Spesso è
ricordata solo per essere la sorella della scienziata, ma la sua
presenza nel Novecento è altrettanto importante. L’artista attraversa il
secolo con uno spirito continuo di ricerca espressiva che la spinge
verso sperimentazioni è fantasiosa e visionaria, e, nello stesso
tempo, estremamente coerente. Si forma in una Torino meravigliosa, ricca
di giovani e di committenti. Ma Torino è anche una città che paga il
prezzo della sua indipendenza con la freddezza e il distacco. In quel
contesto, Paola Levi Montalcini dipinge in modo diverso. La figura è
presente ma è incompiuta, mossa, dinamica, informe. Ottiene imporanti
riconoscimenti da parte di artisti e intellettuali. In una lettera del
1974 Argan
scrive che il suo percorso è «veramente al limite – posto che un limite
ci sia – tra l’arte e la matematica…, il pensiero è uno, l’arte è la
forma del pensiero e il pensiero ha sempre una forma». De Chirico,
nel 1939, scrive una monografia sulla pittrice, in cui riassume la sua
esperienza presso lo studio del maestro tradito ma mai dimenticato del
tutto. In questo modo si chiude la prima fase della sua attività.
Durante la guerra sceglie il silenzio. Il suo lavoro riprende con un
cambiamento significativo che si realizza in un avvicinamento all’astrattismo.
Si nota un indurimento del tratto e una frammentazione del segno che si
può racchiudere nella definizione di "neopicassismo". Fa parte di
questo periodo la frequentazione dell’ Atelier 17 di S. W. Hayter di
Parigi, dove si sperimentano, nel solco dell’eredità surrealista, nuove
soluzioni tecniche e si rinnovano i mezzi espressivi attraverso un
cambiamento dei materiali utilizzati, per indagare le misteriose
connessioni segno-significato, in una ricerca che procede verso la
progressiva dissoluzione dell’elemento significante e verso l’astrazione
del senso. Dopo la morte della madre si trasferisce a Roma. Qui
inaugura la fase delle sperimentazioni fotografiche nel tentativo di
superare il soggettivismo del segno. Importantissimo è il contributo dei
fratelli Piero e Angelo Lentile. I primi Collage di questo periodo sono
costruiti montando le fotografie sulla tela. Il passaggio successivo è
l’aggiunta del colore e l’utilizzo di pannelli serigrafati con
l’applicazione di reti plasmate col fuoco. Queste plasmature venivano
proiettate su parete per fotografarne alcuni particolari. Il limite di
questa tecnica consiste nell’impossibilità di espandere la proiezione
più di una certa dimensione. L’utilizzo delle reti è finalizzato alla
creazione di strutture ambigue, a metà tra l’organico e l’artificiale.

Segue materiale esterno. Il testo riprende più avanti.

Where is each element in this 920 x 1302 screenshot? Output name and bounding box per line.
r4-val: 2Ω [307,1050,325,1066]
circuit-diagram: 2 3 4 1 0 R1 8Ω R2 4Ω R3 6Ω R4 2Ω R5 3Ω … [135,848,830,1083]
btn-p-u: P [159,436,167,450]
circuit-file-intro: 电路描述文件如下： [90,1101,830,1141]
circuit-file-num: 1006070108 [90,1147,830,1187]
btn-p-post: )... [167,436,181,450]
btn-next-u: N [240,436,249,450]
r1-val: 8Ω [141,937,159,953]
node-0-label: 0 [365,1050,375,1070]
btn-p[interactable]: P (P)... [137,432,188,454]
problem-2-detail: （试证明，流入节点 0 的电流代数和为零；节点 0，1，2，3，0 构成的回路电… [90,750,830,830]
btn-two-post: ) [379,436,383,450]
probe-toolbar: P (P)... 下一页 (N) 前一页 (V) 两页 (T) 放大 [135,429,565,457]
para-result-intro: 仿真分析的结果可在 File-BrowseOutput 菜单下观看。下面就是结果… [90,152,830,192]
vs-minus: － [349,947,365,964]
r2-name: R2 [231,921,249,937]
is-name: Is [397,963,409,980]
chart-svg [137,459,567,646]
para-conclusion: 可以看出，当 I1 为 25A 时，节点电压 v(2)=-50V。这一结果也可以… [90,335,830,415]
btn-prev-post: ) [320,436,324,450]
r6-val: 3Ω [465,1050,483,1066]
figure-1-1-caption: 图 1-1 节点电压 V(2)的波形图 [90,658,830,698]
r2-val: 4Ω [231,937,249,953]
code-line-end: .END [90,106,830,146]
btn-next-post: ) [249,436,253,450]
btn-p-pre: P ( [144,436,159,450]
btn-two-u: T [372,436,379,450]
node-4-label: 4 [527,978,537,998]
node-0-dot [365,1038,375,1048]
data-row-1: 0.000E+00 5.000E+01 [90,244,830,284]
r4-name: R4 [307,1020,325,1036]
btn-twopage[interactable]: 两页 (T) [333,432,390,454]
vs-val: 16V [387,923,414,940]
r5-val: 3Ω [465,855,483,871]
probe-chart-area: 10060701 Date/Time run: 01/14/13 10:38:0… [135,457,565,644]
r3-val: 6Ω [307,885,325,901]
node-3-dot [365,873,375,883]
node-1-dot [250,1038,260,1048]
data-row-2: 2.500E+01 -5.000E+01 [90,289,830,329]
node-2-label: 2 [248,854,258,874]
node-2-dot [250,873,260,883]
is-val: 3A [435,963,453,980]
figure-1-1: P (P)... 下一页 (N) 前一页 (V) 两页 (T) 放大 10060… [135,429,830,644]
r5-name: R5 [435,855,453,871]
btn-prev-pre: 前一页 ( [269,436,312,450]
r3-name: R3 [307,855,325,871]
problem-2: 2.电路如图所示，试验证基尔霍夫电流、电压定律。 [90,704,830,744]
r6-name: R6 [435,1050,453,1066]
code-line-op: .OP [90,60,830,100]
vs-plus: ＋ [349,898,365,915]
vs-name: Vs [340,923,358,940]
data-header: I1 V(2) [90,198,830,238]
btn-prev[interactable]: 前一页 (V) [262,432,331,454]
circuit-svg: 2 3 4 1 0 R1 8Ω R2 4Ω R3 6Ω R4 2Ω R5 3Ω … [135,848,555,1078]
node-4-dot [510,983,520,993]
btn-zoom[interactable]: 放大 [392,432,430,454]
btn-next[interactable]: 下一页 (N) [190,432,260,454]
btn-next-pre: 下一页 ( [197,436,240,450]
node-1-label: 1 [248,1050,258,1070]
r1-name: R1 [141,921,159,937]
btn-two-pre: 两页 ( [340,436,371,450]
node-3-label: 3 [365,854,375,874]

Nel 1967 comincia la produzione delle opere cinetico luminose in perspex
e delle incisioni in rame su lastre segnate dall’acido. Le ultime opere
dell’artista sono strutture realizzate con manubri in alluminio. Il suo
lavoro si basa su dati acquisiti nella cultura e nell’utilizzo di
materiali culturalizzati come il ferro, il rame, l’alluminio, di cui
delega la lavorazione ad artigiani, seguendo il lavoro durante tutte le
sue fasi. La scoperta del computer la porta alla pubblicazione del libro
d’arte Le discordanze, in cui utilizza la computer grafica in modo sperimentale. Parte delle sue opere sono oggi esposte alla Galleria Nazionale di Arte Moderna. Rai Educational le ha dedicato una puntata della serie di documentari Vuoti di memoria. Donne e uomini da non dimenticare,
in cui si ripercorrono le fasi più significative della vita e
dell’opera di Paola Levi Montalcini, da cui ne emerge la sensibilità
schiva, la genialità la forza di carattere fuori dal comune e la sua
personalità appena attenuata da un velo d’inquietudine. Muore il 29
settembre del 2000. Sua sorella dice di lei: «Paola era un universo. Ma
un universo inquieto, perché lei era inquieta».